Michael Stonebraker, the MIT computer scientist who created multiple companies based on his foundational work in database management systems, has won the A.M. Turing Award from the Association for Computing Machinery.

The award, now funded by Google, includes a $1 million prize, up from $250,000 in recent years. The association selected Stonebraker, who is a researcher at the school’s Computer Science and Artificial Intelligence Laboratory, because of his work pioneering database technology and “inventing many of the concepts that are used in almost all modern database systems.”

Stonebraker’s work has spawned nine businesses he has helped create and manage. The most recent is Tamr. That company received a $16 million Series A round in 2014 for its efforts helping companies manage and connect their many data sources.

Others companies include VoltDB, Paradigm4, and Vertica, a database management business that stores numbers in columns rather than rows. Vertica was acquired by Hewlett-Packard in 2011 for $340 million.

Stonebraker, who is receiving the award June 20 in San Francisco, spent 29 years at the University of California at Berkeley, where he developed influential database systems, Ingres and Postgres.
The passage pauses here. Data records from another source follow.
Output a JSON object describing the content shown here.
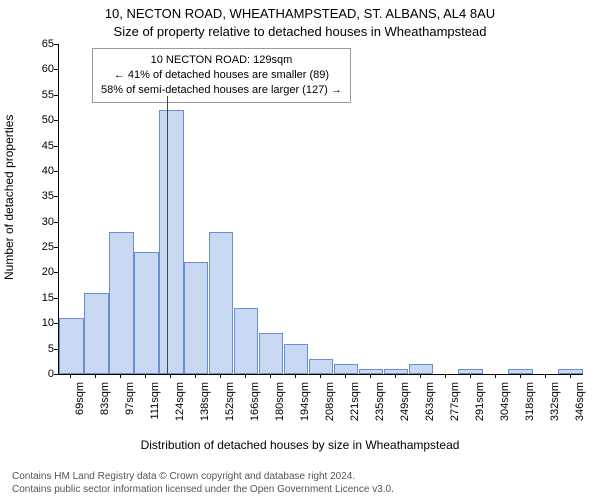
{
  "chart": {
    "type": "histogram",
    "title_line1": "10, NECTON ROAD, WHEATHAMPSTEAD, ST. ALBANS, AL4 8AU",
    "title_line2": "Size of property relative to detached houses in Wheathampstead",
    "ylabel": "Number of detached properties",
    "xlabel": "Distribution of detached houses by size in Wheathampstead",
    "background_color": "#ffffff",
    "axis_color": "#000000",
    "bar_fill": "#c9d9f2",
    "bar_border": "#6a8fd0",
    "ylim": [
      0,
      65
    ],
    "ytick_step": 5,
    "yticks": [
      0,
      5,
      10,
      15,
      20,
      25,
      30,
      35,
      40,
      45,
      50,
      55,
      60,
      65
    ],
    "x_categories": [
      "69sqm",
      "83sqm",
      "97sqm",
      "111sqm",
      "124sqm",
      "138sqm",
      "152sqm",
      "166sqm",
      "180sqm",
      "194sqm",
      "208sqm",
      "221sqm",
      "235sqm",
      "249sqm",
      "263sqm",
      "277sqm",
      "291sqm",
      "304sqm",
      "318sqm",
      "332sqm",
      "346sqm"
    ],
    "values": [
      11,
      16,
      28,
      24,
      52,
      22,
      28,
      13,
      8,
      6,
      3,
      2,
      1,
      1,
      2,
      0,
      1,
      0,
      1,
      0,
      1
    ],
    "bar_width_ratio": 0.98,
    "title_fontsize": 13,
    "label_fontsize": 12,
    "tick_fontsize": 11,
    "marker": {
      "bin_index": 4,
      "position_in_bin": 0.35
    },
    "annotation": {
      "line1": "10 NECTON ROAD: 129sqm",
      "line2": "← 41% of detached houses are smaller (89)",
      "line3": "58% of semi-detached houses are larger (127) →"
    }
  },
  "footer": {
    "line1": "Contains HM Land Registry data © Crown copyright and database right 2024.",
    "line2": "Contains public sector information licensed under the Open Government Licence v3.0."
  }
}
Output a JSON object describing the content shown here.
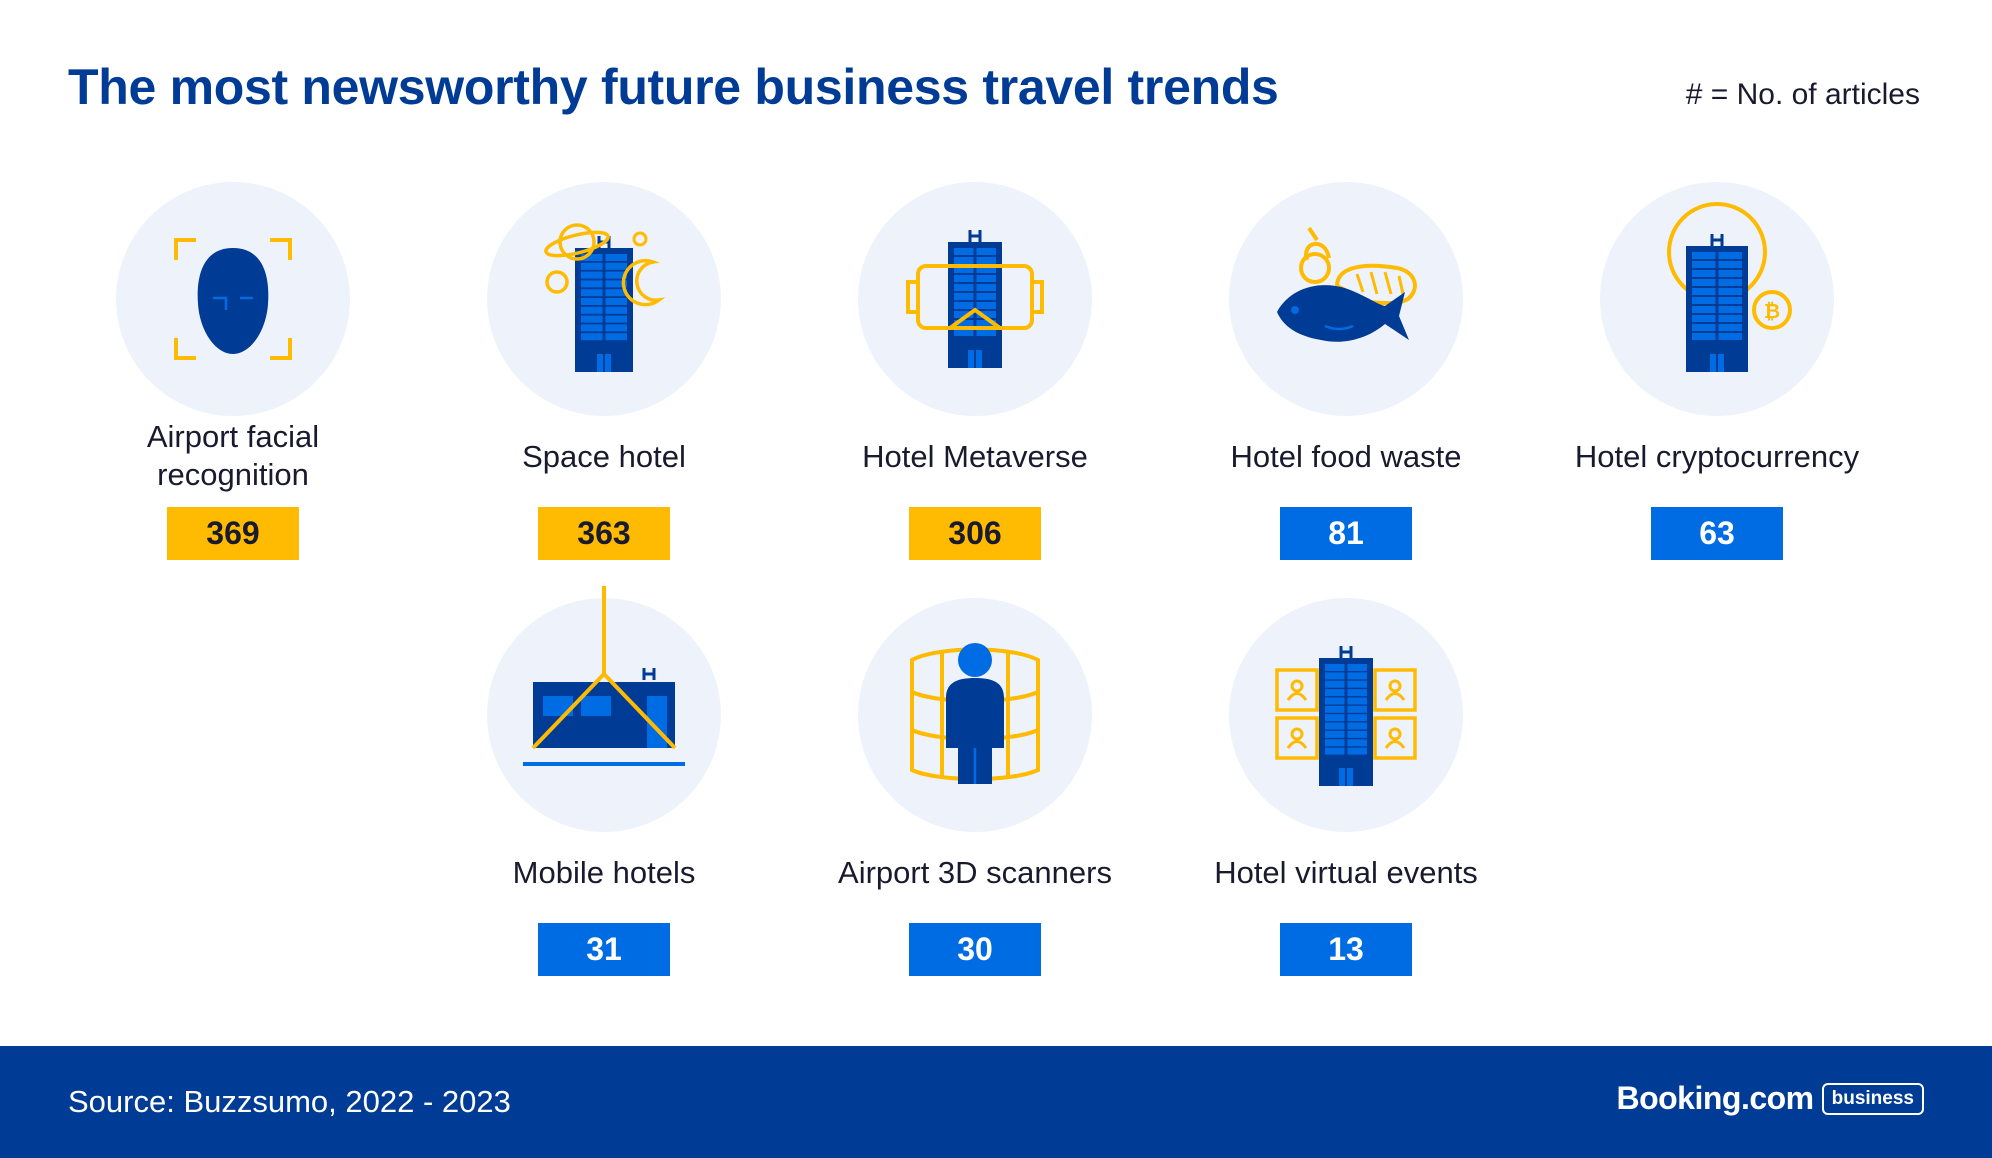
{
  "header": {
    "title": "The most newsworthy future business travel trends",
    "legend_note": "# = No. of articles"
  },
  "footer": {
    "source": "Source: Buzzsumo, 2022 - 2023",
    "logo_main": "Booking.com",
    "logo_tag": "business"
  },
  "colors": {
    "navy": "#003b95",
    "blue": "#006ce4",
    "yellow": "#febb02",
    "circle": "#eef3fb"
  },
  "chart_data": {
    "type": "table",
    "title": "The most newsworthy future business travel trends",
    "categories": [
      "Airport facial recognition",
      "Space hotel",
      "Hotel Metaverse",
      "Hotel food waste",
      "Hotel cryptocurrency",
      "Mobile hotels",
      "Airport 3D scanners",
      "Hotel virtual events"
    ],
    "values": [
      369,
      363,
      306,
      81,
      63,
      31,
      30,
      13
    ],
    "highlight": [
      "yellow",
      "yellow",
      "yellow",
      "blue",
      "blue",
      "blue",
      "blue",
      "blue"
    ],
    "icons": [
      "face-scan-icon",
      "space-hotel-icon",
      "metaverse-hotel-icon",
      "food-waste-icon",
      "crypto-hotel-icon",
      "mobile-hotel-icon",
      "3d-scanner-icon",
      "virtual-events-icon"
    ],
    "labels": [
      "Airport facial\nrecognition",
      "Space hotel",
      "Hotel Metaverse",
      "Hotel food waste",
      "Hotel cryptocurrency",
      "Mobile hotels",
      "Airport 3D scanners",
      "Hotel virtual events"
    ]
  }
}
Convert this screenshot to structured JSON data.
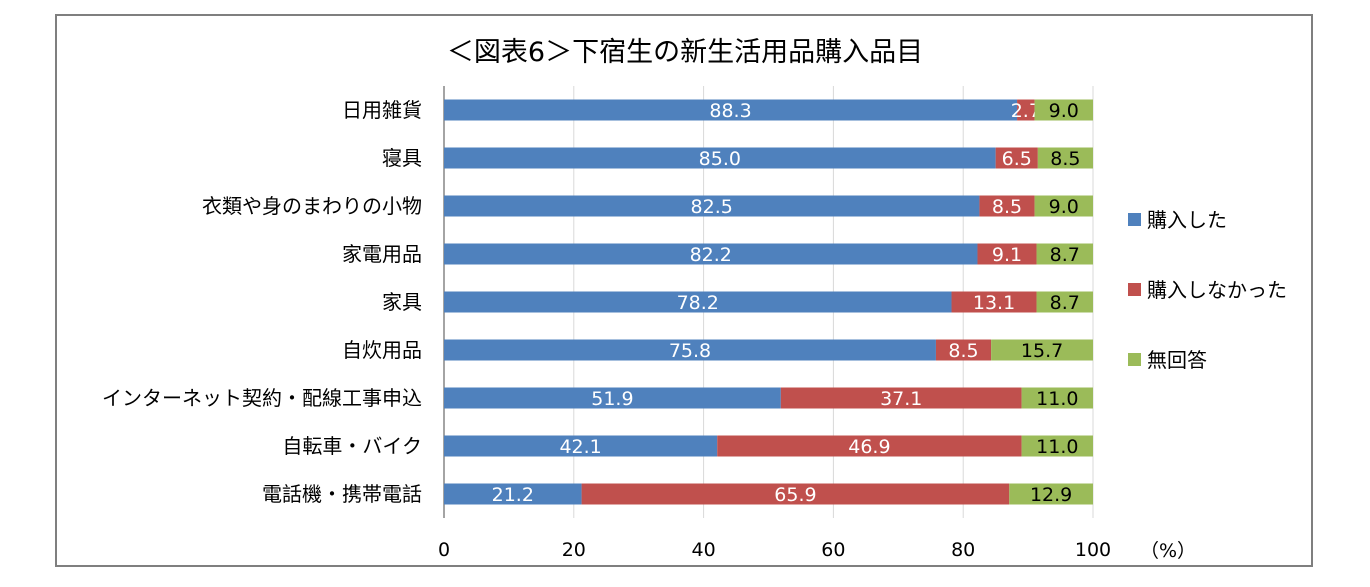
{
  "chart_data": {
    "type": "bar",
    "orientation": "horizontal",
    "stacked": true,
    "title": "＜図表6＞下宿生の新生活用品購入品目",
    "categories": [
      "日用雑貨",
      "寝具",
      "衣類や身のまわりの小物",
      "家電用品",
      "家具",
      "自炊用品",
      "インターネット契約・配線工事申込",
      "自転車・バイク",
      "電話機・携帯電話"
    ],
    "series": [
      {
        "name": "購入した",
        "color": "#4f81bd",
        "values": [
          88.3,
          85.0,
          82.5,
          82.2,
          78.2,
          75.8,
          51.9,
          42.1,
          21.2
        ]
      },
      {
        "name": "購入しなかった",
        "color": "#c0504d",
        "values": [
          2.7,
          6.5,
          8.5,
          9.1,
          13.1,
          8.5,
          37.1,
          46.9,
          65.9
        ]
      },
      {
        "name": "無回答",
        "color": "#9bbb59",
        "values": [
          9.0,
          8.5,
          9.0,
          8.7,
          8.7,
          15.7,
          11.0,
          11.0,
          12.9
        ]
      }
    ],
    "xlim": [
      0,
      100
    ],
    "xticks": [
      "0",
      "20",
      "40",
      "60",
      "80",
      "100"
    ],
    "unit_label": "（%）",
    "grid": true,
    "legend_position": "right"
  }
}
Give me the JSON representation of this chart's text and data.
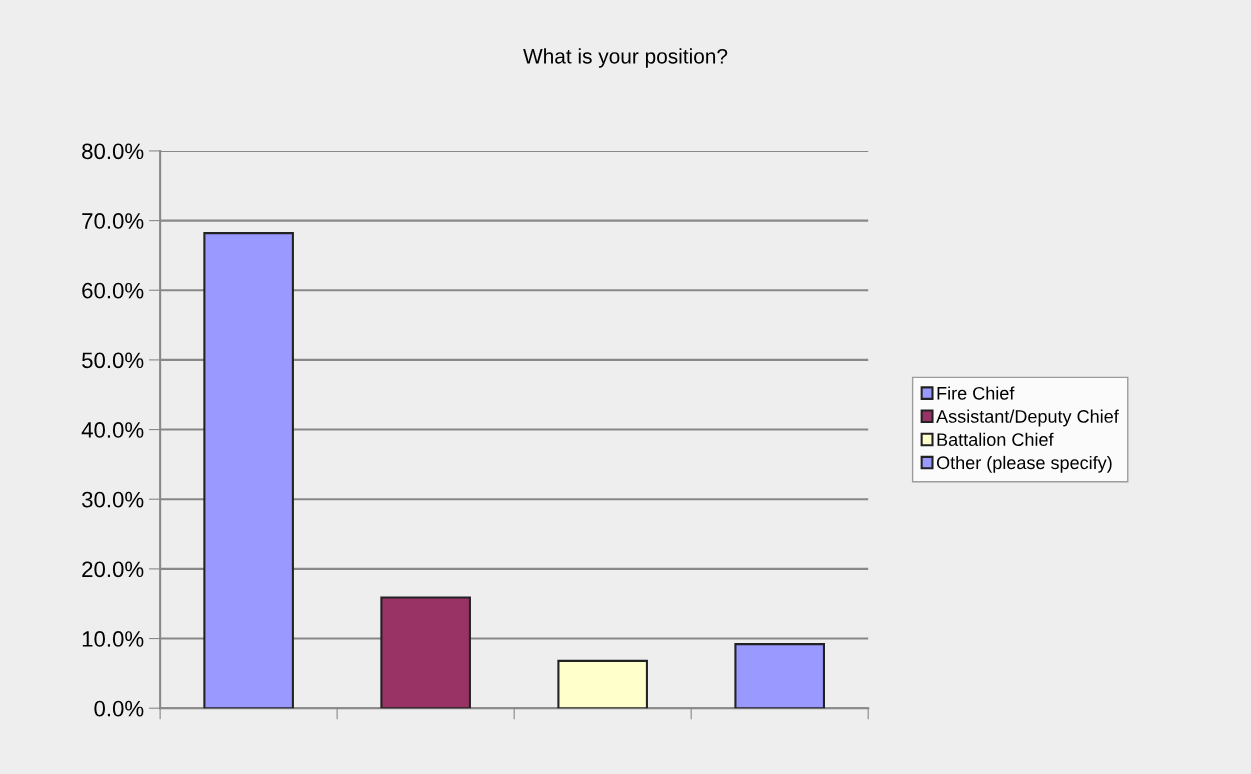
{
  "chart_data": {
    "type": "bar",
    "title": "What is your position?",
    "categories": [
      null,
      null,
      null,
      null
    ],
    "stacked": true,
    "series": [
      {
        "name": "Fire Chief",
        "color": "#9999ff",
        "values": [
          68.2,
          null,
          null,
          null
        ]
      },
      {
        "name": "Assistant/Deputy Chief",
        "color": "#993366",
        "values": [
          null,
          15.9,
          null,
          null
        ]
      },
      {
        "name": "Battalion Chief",
        "color": "#ffffcc",
        "values": [
          null,
          null,
          6.8,
          null
        ]
      },
      {
        "name": "Other (please specify)",
        "color": "#9999ff",
        "values": [
          null,
          null,
          null,
          9.2
        ]
      }
    ],
    "ylim": [
      0,
      80
    ],
    "yticks": [
      {
        "value": 0,
        "label": "0.0%"
      },
      {
        "value": 10,
        "label": "10.0%"
      },
      {
        "value": 20,
        "label": "20.0%"
      },
      {
        "value": 30,
        "label": "30.0%"
      },
      {
        "value": 40,
        "label": "40.0%"
      },
      {
        "value": 50,
        "label": "50.0%"
      },
      {
        "value": 60,
        "label": "60.0%"
      },
      {
        "value": 70,
        "label": "70.0%"
      },
      {
        "value": 80,
        "label": "80.0%"
      }
    ],
    "grid": "y",
    "legend": "right",
    "tick_labels": "y"
  }
}
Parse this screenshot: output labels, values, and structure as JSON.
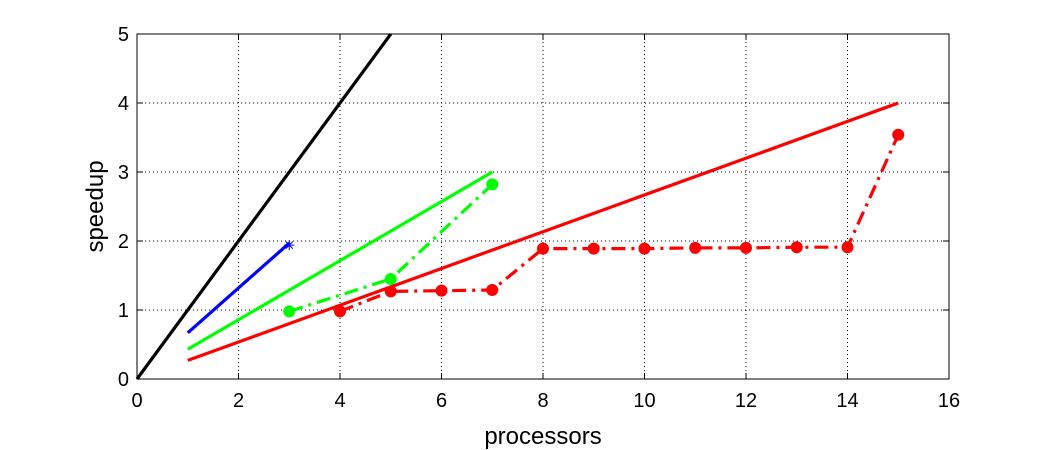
{
  "chart_data": {
    "type": "line",
    "xlabel": "processors",
    "ylabel": "speedup",
    "xlim": [
      0,
      16
    ],
    "ylim": [
      0,
      5
    ],
    "xticks": [
      0,
      2,
      4,
      6,
      8,
      10,
      12,
      14,
      16
    ],
    "yticks": [
      0,
      1,
      2,
      3,
      4,
      5
    ],
    "grid": true,
    "legend": "none",
    "series": [
      {
        "color": "#000000",
        "style": "solid",
        "marker": "none",
        "x": [
          0,
          5
        ],
        "y": [
          0,
          5
        ]
      },
      {
        "color": "#0000ff",
        "style": "solid",
        "marker": "none",
        "x": [
          1,
          3
        ],
        "y": [
          0.67,
          1.97
        ]
      },
      {
        "color": "#0000ff",
        "style": "none",
        "marker": "asterisk",
        "x": [
          3
        ],
        "y": [
          1.94
        ]
      },
      {
        "color": "#00ff00",
        "style": "solid",
        "marker": "none",
        "x": [
          1,
          7
        ],
        "y": [
          0.43,
          3.0
        ]
      },
      {
        "color": "#00ff00",
        "style": "dashdot",
        "marker": "dot",
        "x": [
          3,
          5,
          7
        ],
        "y": [
          0.98,
          1.45,
          2.82
        ]
      },
      {
        "color": "#ff0000",
        "style": "solid",
        "marker": "none",
        "x": [
          1,
          15
        ],
        "y": [
          0.27,
          4.0
        ]
      },
      {
        "color": "#ff0000",
        "style": "dashdot",
        "marker": "dot",
        "x": [
          4,
          5,
          6,
          7,
          8,
          9,
          10,
          11,
          12,
          13,
          14,
          15
        ],
        "y": [
          0.98,
          1.27,
          1.28,
          1.29,
          1.89,
          1.89,
          1.89,
          1.9,
          1.9,
          1.91,
          1.91,
          3.54
        ]
      }
    ]
  }
}
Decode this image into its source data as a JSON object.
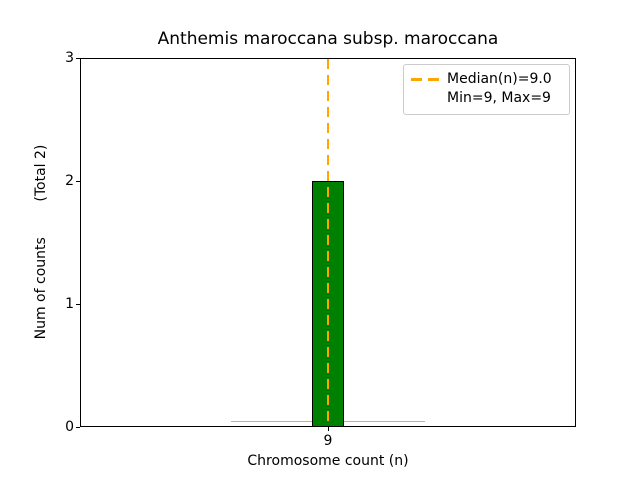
{
  "chart_data": {
    "type": "bar",
    "title": "Anthemis maroccana subsp. maroccana",
    "xlabel": "Chromosome count (n)",
    "ylabel": "Num of counts        (Total 2)",
    "x": [
      9
    ],
    "values": [
      2
    ],
    "total_counts": 2,
    "median": 9.0,
    "min": 9,
    "max": 9,
    "xlim": [
      8,
      10
    ],
    "ylim": [
      0,
      3
    ],
    "xticks": [
      9
    ],
    "yticks": [
      0,
      1,
      2,
      3
    ],
    "bar_width": 0.129,
    "bar_color": "#008000",
    "bar_edge_color": "#000000",
    "median_line_color": "#FFA500",
    "zero_bins_range": [
      8.61,
      9.39
    ],
    "grid": false,
    "legend": {
      "position": "upper right",
      "items": [
        {
          "label": "Median(n)=9.0",
          "handle": "dashed-line",
          "color": "#FFA500"
        },
        {
          "label": "Min=9, Max=9",
          "handle": "none",
          "color": ""
        }
      ]
    }
  }
}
The researcher’s work there, and after he left Berkeley for MIT in 2001, centered on what eventually became marketed as big data, a term that Stonebraker came to view as “hackneyed.”

“Out of nowhere, some marketing guys started talking about ‘big data,’” he said in a prepared statement. “That’s when I realized that I’d been studying this thing for the better part of my academic life.”

The award is named after British computer scientist Alan Turing, whose life and accomplishments were detailed last year in the Hollywood movie “The Imitation Game.”